Israeli Ambassador Visits Dickinson
Ambassador Michael Oren calls Israel “democracy on steroids.”
by Christine Baksi
March 29, 2012
President William G. Durden ’71 (right) talks with Israeli Ambassador Michael Oren prior to his lecture, Foreign Policy: Israel the Ultimate Ally.
Before a packed house of more than 200 members of the Dickinson and greater-Carlisle communities in the Rubendall Recital Hall of the Weiss Center for the Arts, Israeli Ambassador to the U.S. Michael Oren presented an hour-long lecture titled Foreign Policy: Israel the Ultimate Ally. The event was sponsored by The Clarke Forum for Contemporary Issues, the Scholars for Peace in the Middle East-Central Pennsylvania Chapter and the Jewish Federation of Greater Harrisburg, Pa.
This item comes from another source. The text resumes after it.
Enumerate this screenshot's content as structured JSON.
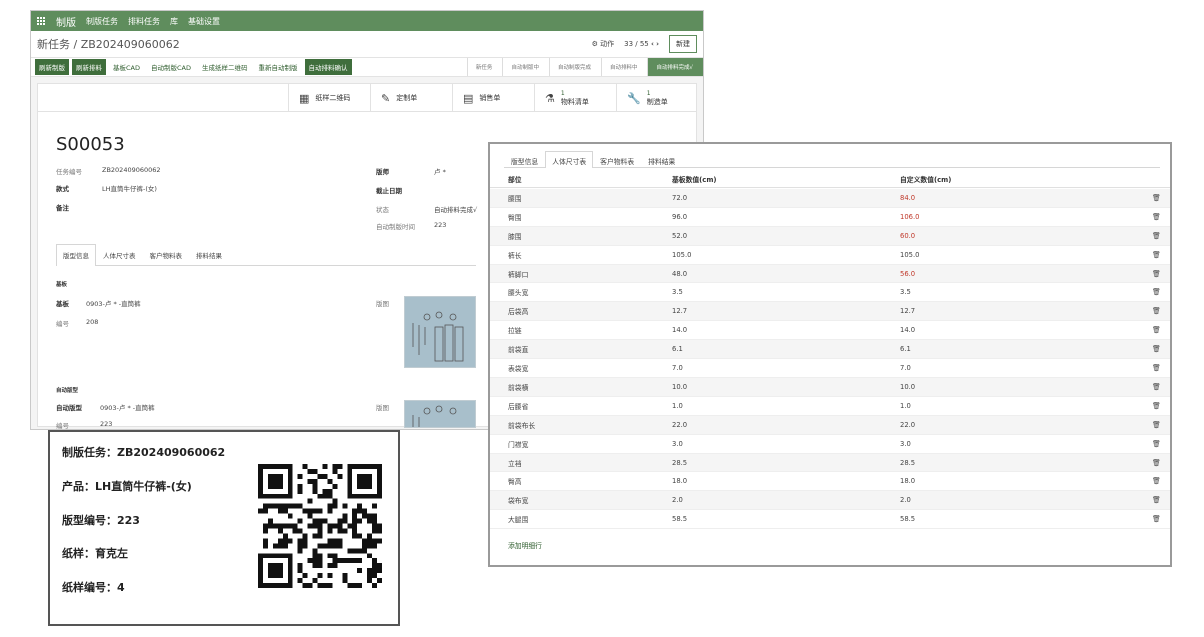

Oren, who came to Dickinson through a connection with art professor Ward Davenny, presented a light-hearted glimpse at “a day in the life” of an ambassador before moving on to more pressing topics such as Israeli-Palestinian relations and Israel’s position in the Middle East—topics which dominated the Q-and-A portion of his presentation. A typical day, he says, begins with meetings at the White House, Pentagon and Capitol Hill and concludes with numerous national media interviews.
Staying true to the title of his talk, Oren peppered the audience with common bonds between the U.S. and Israel, including similar social and political ideologies, spiritual pride and shared belief in democracy.
“The fact that Israel shares America’s core values—representative government, gender and sexual equality and equality of race and ethnicities create another strata in the U.S.-Israel relationship,” he says. “Israel is democracy on steroids.”
Oren laid out emerging areas that reinforce bonds between Israel and the U.S., and what he calls Israel’s “burgeoning commercial relationship with the U.S.”
“Israeli companies are outsourcing to the United States. Tens of thousands of Americans are employed by Israeli companies, some right here in Pennsylvania,” says Oren, citing pharmaceutical manufacturing giant Teva Pharmaceuticals.
Oren also touted Israel’s role as a pioneer in business technology. “All of your computers, all of your cell phones are operating on Israeli concepts or actual Israeli products,” he says, adding, “Israel is the third-most represented country on the NASDAQ exchange after the United States and China.”
Affectionately referring to the country he represents as “tiny Israel,” Oren touted the country’s contributions to sophisticated military weaponry and ballistic systems such as the Iron Dome, an anti-missile system developed in Israel and considered to be one of the most advanced in the world.
Oren touched briefly on Iran’s nuclear program, saying, “Containment is not an option.”
Oren closed by saying Israel is “pro-American without hesitation” and added, “I can only assure you that today there is not a country in the world that enjoys a deeper and more multifaceted relationship with the United States than Israel.”